Dragons Against Them (Kingdoms of Fire and Ice #2)(11)



“Edana Castle indeed has a chamber where such scrolls are kept. And those who possess the skills to read are allowed to do so as they please. Why do you ask?”

“Well, I got bored this afternoon and did some more exploring of the castle. And I found this room with all these crudely bound scrolls. So I opened one collection and tried reading them. The script was hard to read, harder than yours, even,” she added with a wink. “But after a while, I realized they were just poems. Stories. Or so I thought.”

A flicker of excitement shone in Adelaide’s eyes as it so often did during her times of exploration and discovery.

“Go on,” he said.

“Well, I should probably back up a bit and mention that the scrolls were kept in a room I don’t think I was supposed to be in. And then I heard voices coming, so I panicked and hid. It was two of our handmaidens, and when they saw the scrolls out, one made a comment that it looked like my father was ‘studying the prophecies’ again.”

“The prophecies?”

A wave of unease washed over Zayne. He knew of no prophecies recorded within his castle walls, only historical notations and dreamt-up stories passed from generation to generation in his family to amuse their youth. Did Forath’s high wizard possess secrets Berinon did not?

“Yeah. The one I’d been reading when they startled me was called The Legend of Fire and Ice. It was really cool, but it looked like some of it was missing. Which totally stank, because I really want to know how the rest of it goes.”

“Well, it seems in this kingdom,” said a low voice from the mouth of the cave, “whatever Her Highness wants, Her Highness gets.”



Addie bit back a startled squeak. If he’d been any other of her father’s guard, she would simply have been irritated by his uninvited appearance. But this was no ordinary guard—Quinn Blackstone was the brute who her half sister had sent to kidnap Addie just a few weeks ago. So his presence both irritated and terrified her.

In Rosalind’s defense, she hadn’t known then that she and Addie were related. But Blackstone had no defense. He’d taken Addie against her will, secured her on a medieval torture rack in Forath Castle’s dungeon, and then prepared to have his way with her. It’d been sheer luck that he’d seen the resemblance she held to her twin and gone stumbling away, wide-eyed as though he’d seen a ghost. To him, she had been. But now the tables were turned, and he was the one haunting her at night, tainting her slumber with nightmares involving glowing red eyes and harrowing, blindfolded flights.

Nightmares she hadn’t shared with Zayne for fear he might lash out at Quinn and jeopardize their wedding.

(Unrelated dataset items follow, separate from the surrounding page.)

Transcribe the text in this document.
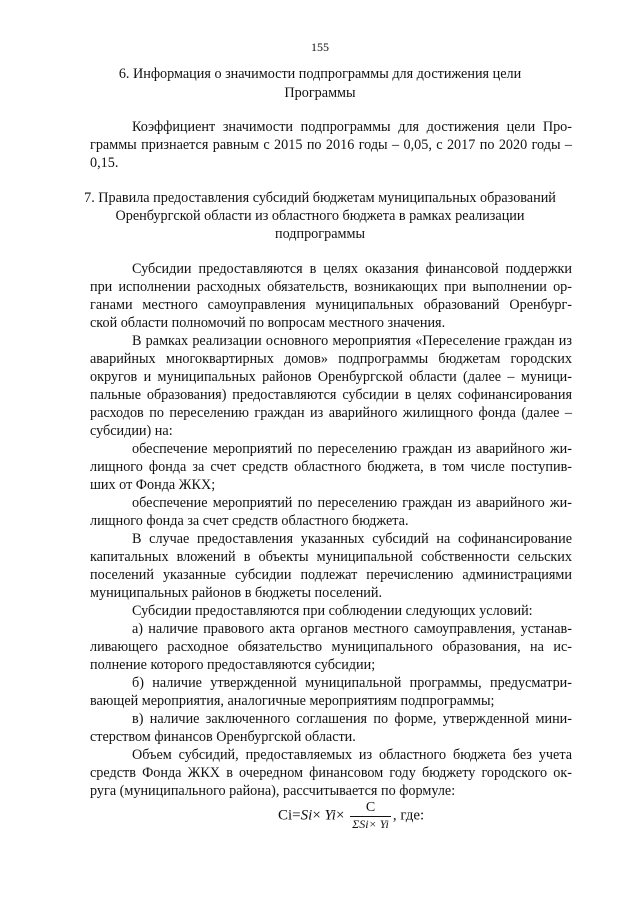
155
6. Информация о значимости подпрограммы для достижения цели
Программы
Коэффициент значимости подпрограммы для достижения цели Про-
граммы признается равным с 2015 по 2016 годы – 0,05, с 2017 по 2020 годы –
0,15.
7. Правила предоставления субсидий бюджетам муниципальных образований
Оренбургской области из областного бюджета в рамках реализации
подпрограммы
Субсидии предоставляются в целях оказания финансовой поддержки
при исполнении расходных обязательств, возникающих при выполнении ор-
ганами местного самоуправления муниципальных образований Оренбург-
ской области полномочий по вопросам местного значения.
В рамках реализации основного мероприятия «Переселение граждан из
аварийных многоквартирных домов» подпрограммы бюджетам городских
округов и муниципальных районов Оренбургской области (далее – муници-
пальные образования) предоставляются субсидии в целях софинансирования
расходов по переселению граждан из аварийного жилищного фонда (далее –
субсидии) на:
обеспечение мероприятий по переселению граждан из аварийного жи-
лищного фонда за счет средств областного бюджета, в том числе поступив-
ших от Фонда ЖКХ;
обеспечение мероприятий по переселению граждан из аварийного жи-
лищного фонда за счет средств областного бюджета.
В случае предоставления указанных субсидий на софинансирование
капитальных вложений в объекты муниципальной собственности сельских
поселений указанные субсидии подлежат перечислению администрациями
муниципальных районов в бюджеты поселений.
Субсидии предоставляются при соблюдении следующих условий:
а) наличие правового акта органов местного самоуправления, устанав-
ливающего расходное обязательство муниципального образования, на ис-
полнение которого предоставляются субсидии;
б) наличие утвержденной муниципальной программы, предусматри-
вающей мероприятия, аналогичные мероприятиям подпрограммы;
в) наличие заключенного соглашения по форме, утвержденной мини-
стерством финансов Оренбургской области.
Объем субсидий, предоставляемых из областного бюджета без учета
средств Фонда ЖКХ в очередном финансовом году бюджету городского ок-
руга (муниципального района), рассчитывается по формуле:
$Ci=Si\times Yi\times \frac{C}{\text{ΣSi× Yi}}$ , где:
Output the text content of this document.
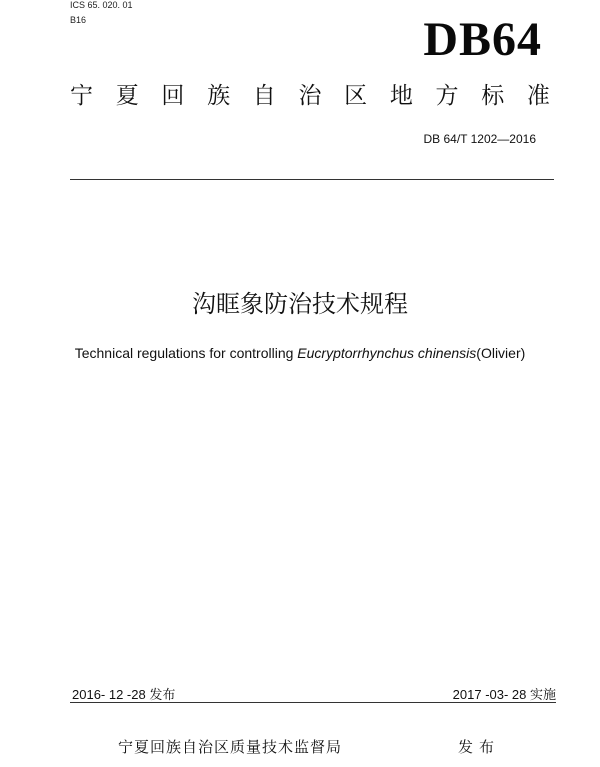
ICS 65. 020. 01
B16	DB64
宁 夏 回 族 自 治 区 地 方 标 准
DB 64/T 1202—2016
沟眶象防治技术规程
Technical regulations for controlling Eucryptorrhynchus chinensis(Olivier)
2016- 12 -28 发布	2017 -03- 28 实施
宁夏回族自治区质量技术监督局	发布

Later, maybe. But for now, she’d rather suffer in silence than risk him freaking out about it.

“Cover me,” she whispered as the beast stalked nearer, scrambling to tug on her confounded undergarments.

Zayne reached for her gown and shifted so that his body blocked her from Blackstone’s view. As she hurried to dress, he remained in that same protective stance, poised to defend without bothering to cover his own naked self. Embarrassment fanned fire across her cheeks at being caught in the act—or rather, shortly after the act—and yet her fiancé sat as though this was all perfectly normal. Maybe in his world, it was.

Her world too, she reminded herself. There was no going back now.

“You, better than anyone, would know how demands of the female Forathian royalty have been met, Blackstone,” said Zayne. “Tell me, did Tristan request you and Rosalind be chaperoned as well, or did your guise as her escort serve to fool all the royal Bennett men?”

Addie had wondered about her sister’s relationship with Quinn after their coordinated efforts on her kidnapping, but when she’d asked Tristan, he insisted they were just long-time friends. A lie, or was Zayne correct in his jab about the cluelessness of her brother and father? Judging from Quinn’s momentary look of surprise followed by a dark glower, she’d guess the truth was closer to the surface than he wished it to be. She tugged the gown over her head to hide a smirk.

“As never did you attempt to carry Princess Rosalind off against her father’s orders, the request was unnecessary. I see now, however, we had no need to worry as you prefer to steal from the peasant colonies rather than from another castle.”

At that, Zayne’s body did tense. Addie placed her hand upon his forearm and spoke up, unable to bite her tongue. “It’s hard to steal what’s freely given. Or is that all you know? Stealing?”

“Given freely? Have you no honor, woman? Your actions disgrace your father’s crown.”

A growl rose within Zayne’s chest, his voice venomous. “Be careful how you address my future wife, warrior. And your kingdom’s eldest princess.”

“She is no princess to my people, Prince Zayne. As for her future as queen, your subjects shall be the judge of that.”

Zayne rose and came to stand a few feet from him, muscles taut with anger. Quinn’s eyes took on a dim red glow and Addie had to look away, afraid the view might amplify tonight’s assured nightmares. Zayne, however, stood his ground. In the buff.

“My people, it seems, are more open-minded than those in this kingdom, if what you speak is true of Forath’s many subjects. Or perhaps what I hear are merely the embittered words of a man whose lover has run off without him.”